Les créateurs de contenu cubains Javi et Zami ont publié un message émouvant et critique sur Instagram concernant la situation à Cuba, reconnaissant que la crise les a «très démotivés pour créer du contenu» et décrivant un pays où «la tristesse est présente partout où tu regardes».
Dans une vidéo d'un peu plus d'une minute, le couple —connu pour ses critiques gastronomiques et touristiques sur l'île— dresse un portrait brut de la réalité quotidienne à laquelle font face les Cubains.
«Tu entres sur les réseaux et tout ce que tu vois, c'est de la douleur, des insultes, de la rage, de la peur. Et la vérité, c'est que les réseaux, en ce moment, ne font que renforcer le stress de cette dure réalité à Cuba», affirmèrent-ils.
Javi et Zami ont décrit les conversations qui dominent le quotidien à Cuba : « Combien d'heures ont-ils allumé l'électricité chez toi hier soir ? As-tu déjà reçu ton tour pour le ticket de l'essence ? »
Cette image résume la crise énergétique qui traverse l'île, où les pannes de courant dépassent 20 heures par jour à La Havane et le système électrique national a subi un effondrement au moins sept fois en 18 mois.
«En ce moment, je pense que beaucoup de gens ont le sentiment de survivre mais de ne pas avancer», ont-ils déclaré, une phrase qui a résonné parmi leurs supporters tant à l'intérieur qu'à l'extérieur de l'île.
Le couple a également annoncé une prochaine vidéo sur l'état actuel de Varadero, qu'ils ont décrit comme un endroit qui « est en train de mourir peu à peu ».

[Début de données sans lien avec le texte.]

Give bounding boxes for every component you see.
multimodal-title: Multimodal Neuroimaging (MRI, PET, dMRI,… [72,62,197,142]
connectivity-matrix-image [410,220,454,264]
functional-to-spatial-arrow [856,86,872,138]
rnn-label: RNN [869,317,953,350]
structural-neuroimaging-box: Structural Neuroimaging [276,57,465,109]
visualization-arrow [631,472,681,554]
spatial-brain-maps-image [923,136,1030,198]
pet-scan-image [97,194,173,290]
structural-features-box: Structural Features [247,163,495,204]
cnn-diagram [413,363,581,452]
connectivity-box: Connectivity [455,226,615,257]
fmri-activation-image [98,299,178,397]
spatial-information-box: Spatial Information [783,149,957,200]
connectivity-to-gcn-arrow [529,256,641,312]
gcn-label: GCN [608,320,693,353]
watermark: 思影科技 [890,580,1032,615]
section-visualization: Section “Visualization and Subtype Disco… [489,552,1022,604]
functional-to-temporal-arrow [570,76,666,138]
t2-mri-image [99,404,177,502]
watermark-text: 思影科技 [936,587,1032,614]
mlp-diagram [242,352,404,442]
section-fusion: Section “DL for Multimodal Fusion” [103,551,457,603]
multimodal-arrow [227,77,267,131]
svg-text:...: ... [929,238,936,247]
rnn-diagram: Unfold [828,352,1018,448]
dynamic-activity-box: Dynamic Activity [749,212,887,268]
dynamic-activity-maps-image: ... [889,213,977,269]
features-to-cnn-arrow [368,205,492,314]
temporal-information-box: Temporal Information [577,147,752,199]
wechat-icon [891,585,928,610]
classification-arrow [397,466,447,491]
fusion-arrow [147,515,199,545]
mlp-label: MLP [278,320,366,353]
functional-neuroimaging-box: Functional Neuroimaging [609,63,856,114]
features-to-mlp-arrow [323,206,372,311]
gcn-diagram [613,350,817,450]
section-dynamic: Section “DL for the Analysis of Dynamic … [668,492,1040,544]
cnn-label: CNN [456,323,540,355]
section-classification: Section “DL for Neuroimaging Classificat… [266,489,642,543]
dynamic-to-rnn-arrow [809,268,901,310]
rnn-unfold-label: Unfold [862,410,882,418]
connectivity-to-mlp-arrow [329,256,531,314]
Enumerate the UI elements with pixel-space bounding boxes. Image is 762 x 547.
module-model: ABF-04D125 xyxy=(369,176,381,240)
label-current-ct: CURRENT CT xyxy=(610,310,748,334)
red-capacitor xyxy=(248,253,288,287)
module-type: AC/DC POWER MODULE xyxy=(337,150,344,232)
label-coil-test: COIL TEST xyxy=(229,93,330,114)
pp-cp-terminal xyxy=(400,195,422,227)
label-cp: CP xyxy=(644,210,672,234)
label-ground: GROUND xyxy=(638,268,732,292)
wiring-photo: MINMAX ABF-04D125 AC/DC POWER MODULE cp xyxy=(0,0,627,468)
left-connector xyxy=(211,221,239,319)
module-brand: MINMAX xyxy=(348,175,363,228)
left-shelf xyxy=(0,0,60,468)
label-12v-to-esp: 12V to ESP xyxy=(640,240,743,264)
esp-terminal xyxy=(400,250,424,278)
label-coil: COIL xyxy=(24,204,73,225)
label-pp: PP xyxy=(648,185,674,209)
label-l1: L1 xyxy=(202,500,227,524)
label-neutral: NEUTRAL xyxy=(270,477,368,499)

Un suiveur depuis le propre complexe de loisirs a confirmé dans les commentaires la désolation du lieu : « Varadero un samedi plein et même pas de personnes dans les rues, c'est comme un endroit fantôme. Sans mots. »
L'absence de publications pendant deux semaines avant le reel n'est pas passée inaperçue auprès de son audience. « Hier, je suis allée sur sa chaîne pour voir s'ils avaient publié une nouvelle vidéo et je me suis rendu compte qu'il n'y avait rien depuis deux semaines. À ce moment-là, j'ai pensé que la situation devait être vraiment mauvaise à Cuba », a écrit une abonnée.
Javi et Zami, qui sont partis de Cuba en novembre 2025 pour un projet international et semblent être revenus sur l'île, ont clôturé leur message par une réflexion sur l'avenir du pays.
«Le pire dans tout ça, c'est que les blessures que subit Cuba en ce moment lui laisseront d'énormes cicatrices pour toute sa vie. Mais bon, espérons qu'au moins avec des cicatrices, Cuba pourra se sauver», conclurent-ils.